Pulau serangan dulunya adalah sebuah pulau kecil di sebelah tenggara Bali yang
hanya bisa dicapai dengan menggunakan perahu. Pulau Serangan yang ada saat ini
merupakan hasil reklamasi putra mantan presiden Soeharto, Tommy Soeharto.
Awalnya reklamasi ini bertujuan untuk membuat sebuah resort dengan kelengkapan
tempat wisatanya, namun tidak terealisasi dan bahkan terabaikan pembangunannya.
Akibat dari terabaikannya pembangunan yang ada menyisakan dampak yang serius
bagi lingkungan di sekitar kawasan pulau Serangan. Terganggunya perkembangan
flora dan fauna di pulau Serangan menjadi hal yang sangat serius yang harus
diperhatikan.
B. Penyu Laut
Penyu
merupakan hewan laut yang melambangkan keabadian, karena telah hidup ratusan
juta tahun yang lalu. Penyu memiliki sepasang tungkai depan yang berupa kaki
pendayung yang memberinya ketangkasan berenang di dalam air. Walaupun seumur
hidupnya berkelana di dalam air, sesekali hewan kelompok vertebrata, kelas
reptilia ini tetap harus sesekali naik ke permukaan air untuk mengambil nafas.

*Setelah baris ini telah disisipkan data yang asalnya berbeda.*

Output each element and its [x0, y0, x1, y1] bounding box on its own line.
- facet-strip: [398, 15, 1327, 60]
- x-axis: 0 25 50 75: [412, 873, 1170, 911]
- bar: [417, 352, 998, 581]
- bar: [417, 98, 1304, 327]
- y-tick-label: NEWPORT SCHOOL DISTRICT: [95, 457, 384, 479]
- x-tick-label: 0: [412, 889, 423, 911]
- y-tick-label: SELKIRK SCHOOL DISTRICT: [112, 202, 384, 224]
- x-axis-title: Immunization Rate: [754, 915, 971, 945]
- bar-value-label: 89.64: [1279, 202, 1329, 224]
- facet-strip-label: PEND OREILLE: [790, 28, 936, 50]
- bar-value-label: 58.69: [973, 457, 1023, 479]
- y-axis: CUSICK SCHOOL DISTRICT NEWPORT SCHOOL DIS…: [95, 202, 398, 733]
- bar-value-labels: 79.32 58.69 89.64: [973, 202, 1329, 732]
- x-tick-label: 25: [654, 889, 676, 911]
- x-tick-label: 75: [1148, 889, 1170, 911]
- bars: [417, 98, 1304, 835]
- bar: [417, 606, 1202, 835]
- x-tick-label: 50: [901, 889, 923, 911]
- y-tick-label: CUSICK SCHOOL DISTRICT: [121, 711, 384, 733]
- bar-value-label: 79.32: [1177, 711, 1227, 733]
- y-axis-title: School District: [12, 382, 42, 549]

Itu karena penyu bernafas dengan paru-paru. Penyu umumnya bermigrasi dengan
jarak yang cukup jauh dengan waktu yang tidak terlalu lama. Jarak 3.000 km
dapat ditempuh dalam waktu 58-73 hari. Penyu mengalami siklus bertelur yang
beragam, mulai dari 2 – 8 tahun. Penyu jantan menghabiskan seluruh hidupnya di
laut, sedangkan yang betina sesekali ke daratan untuk bertelur. Penyu betina
menyukai pantai berpasir yang sepi dari manusia, sumber bising, dan cahaya sebagai
tempat bertelurnya. Pada saat mendarat gangguan cahaya ataupun suara dapat
mengurungkan niat penyu untuk bertelur. Tidak banyak regenerasi yang dihasilkan
oleh penyu, karena dari ratusan telur yang dikeluarkan oleh seekor penyu
betina, paling banyak hanya belasan tukik (bayi penyu) yang berhasil sampai ke
laut, kembali, dan tumbuh dewasa. Itu pun tidak memperhitungkan
faktor perburuan oleh manusia dan pemangsa alaminya
seperti kepiting, burung dan tikus di pantai, serta ikan-ikan besar begitu tukik tersebut
menyentuh perairan dalam.
Jenis-Jenis
Penyu yang masih ada di dunia hingga sekarang adalah :
Dari ketujuh jenis ini,
hanya penyu Kemp's ridley yang tidak pernah tercatat ditemukan di perairan
Indonesia. Dari jenis-jenis tersebut, penyu belimbing adalah yang terbesar
dengan ukuran panjang badan mencapai 2,75 meter dan bobot 600 - 900 kilogram.
Penyu lekang adalah yang terkecil, dengan bobot sekitar 50 kilogram. Namun
demikin, jenis yang paling sering ditemukan adalah penyu hijau.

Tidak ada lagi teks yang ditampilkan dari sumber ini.